Solving this system under the condition r_1 < r_2 gives
r_1 = \frac{1}{2}, \quad r_2 = \frac{3}{4}.
Step 4: Compute the Required Terms a_6 and b_4
• a_6 = 4 \,(r_1)^{5} = 4 \times \left(\frac{1}{2}\right)^5 = 4 \times \frac{1}{32} = \frac{1}{8}.
• b_4 = 4 \,(r_2)^{3} = 4 \times \left(\frac{3}{4}\right)^3 = 4 \times \frac{27}{64} = \frac{27}{16}.
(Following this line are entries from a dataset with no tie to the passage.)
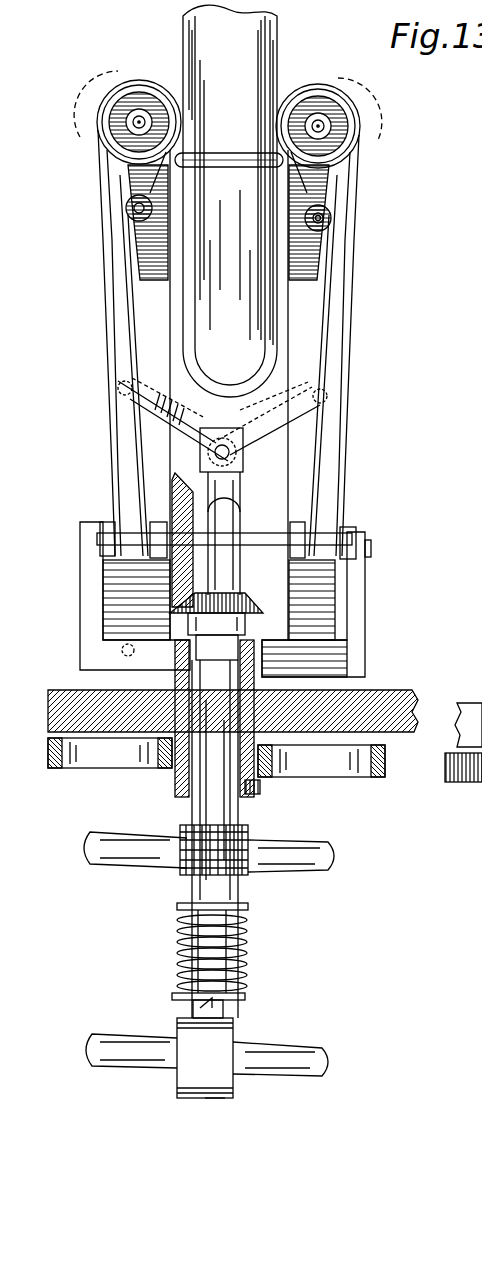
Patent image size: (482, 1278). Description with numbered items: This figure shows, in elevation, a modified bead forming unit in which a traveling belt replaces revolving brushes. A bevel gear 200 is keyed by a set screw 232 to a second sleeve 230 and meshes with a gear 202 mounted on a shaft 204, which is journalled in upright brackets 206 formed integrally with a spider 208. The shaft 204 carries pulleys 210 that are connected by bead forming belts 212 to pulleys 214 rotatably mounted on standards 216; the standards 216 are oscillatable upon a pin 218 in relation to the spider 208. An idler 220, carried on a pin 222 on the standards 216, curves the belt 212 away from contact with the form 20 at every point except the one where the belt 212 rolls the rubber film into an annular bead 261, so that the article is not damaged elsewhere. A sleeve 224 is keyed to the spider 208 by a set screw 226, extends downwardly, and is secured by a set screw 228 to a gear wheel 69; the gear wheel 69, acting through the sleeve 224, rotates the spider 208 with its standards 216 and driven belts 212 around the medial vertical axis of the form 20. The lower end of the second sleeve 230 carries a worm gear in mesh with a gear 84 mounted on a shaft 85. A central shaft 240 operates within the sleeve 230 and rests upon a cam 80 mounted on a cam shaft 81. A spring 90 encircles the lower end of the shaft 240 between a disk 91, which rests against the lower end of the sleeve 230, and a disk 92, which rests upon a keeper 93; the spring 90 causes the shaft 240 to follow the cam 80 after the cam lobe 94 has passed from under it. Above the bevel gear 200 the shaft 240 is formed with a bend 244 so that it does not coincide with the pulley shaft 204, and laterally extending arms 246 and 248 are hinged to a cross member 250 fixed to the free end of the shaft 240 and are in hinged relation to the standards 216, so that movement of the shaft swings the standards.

The form 20 is at (207, 31).
The annular bead 261 is at (222, 190).
The pulley 214 is at (118, 128).
The idler 220 is at (128, 212).
The pin 222 is at (320, 218).
The standard 216 is at (150, 290).
The bead forming belt 212 is at (128, 343).
The laterally extending arm 246 is at (170, 407).
The laterally extending arm 248 is at (275, 422).
The cross member 250 is at (236, 472).
The bend 244 is at (232, 532).
The shaft 204 is at (272, 537).
The pulley 210 is at (103, 522).
The upright bracket 206 is at (90, 575).
The gear 202 is at (170, 585).
The pin 218 is at (170, 650).
The bevel gear 200 is at (260, 605).
The set screw 232 is at (246, 630).
The spider 208 is at (333, 650).
The sleeve 224 is at (188, 690).
The set screw 226 is at (268, 686).
The gear wheel 69 is at (112, 760).
The second sleeve 230 is at (210, 805).
The set screw 228 is at (252, 802).
The gear 84 is at (267, 820).
The shaft 85 is at (328, 842).
The disk 91 is at (238, 908).
The spring 90 is at (253, 948).
The disk 92 is at (228, 995).
The central shaft 240 is at (217, 1008).
The keeper 93 is at (207, 1008).
The cam shaft 81 is at (287, 1050).
The cam 80 is at (200, 1062).
The cam lobe 94 is at (213, 1100).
Step 5: Calculate the Infinite Sum of c_k
Since c_k = 4(r_1)^{k-1} + 4(r_2)^{k-1} , the infinite sum is:
\sum_{k=1}^{\infty} c_k
= \sum_{k=1}^{\infty} \bigl[4(r_1)^{k-1}\bigr]
+ \sum_{k=1}^{\infty} \bigl[4(r_2)^{k-1}\bigr].
1. The sum of the G.P. 4(r_1)^{k-1} for k=1 to \infty is
4 \times \frac{1}{1 - r_1}
\quad
\text{since } |r_1| = \tfrac{1}{2} < 1.
Substituting r_1 = \tfrac{1}{2} :
4 \times \frac{1}{1 - \tfrac{1}{2}} = 4 \times 2 = 8.
2. The sum of the G.P. 4(r_2)^{k-1} for k=1 to \infty is
4 \times \frac{1}{1 - r_2}
\quad
\text{since } |r_2| = \tfrac{3}{4} < 1.
Substituting r_2 = \tfrac{3}{4} :
4 \times \frac{1}{1 - \tfrac{3}{4}} = 4 \times 4 = 16.
3. Hence,
\sum_{k=1}^{\infty} c_k = 8 + 16 = 24.
Step 6: Evaluate 12\,a_6 + 8\,b_4
1. From Step 4, a_6 = \tfrac{1}{8} and b_4 = \tfrac{27}{16} .
2. Thus,
12\,a_6 + 8\,b_4
= 12 \times \frac{1}{8}
+ 8 \times \frac{27}{16}
= \frac{12}{8} + \frac{216}{16}.
Simplifying each term:
\frac{12}{8} = 1.5,
\quad
\frac{216}{16} = 13.5.
So,
12\,a_6 + 8\,b_4 = 1.5 + 13.5 = 15.
Step 7: Final Value
Finally, we want
\sum_{k=1}^{\infty} c_k
\;-\;
\bigl(12\,a_6 + 8\,b_4\bigr)
= 24 \;-\; 15
= 9.
Therefore, the required result is \boxed{9}.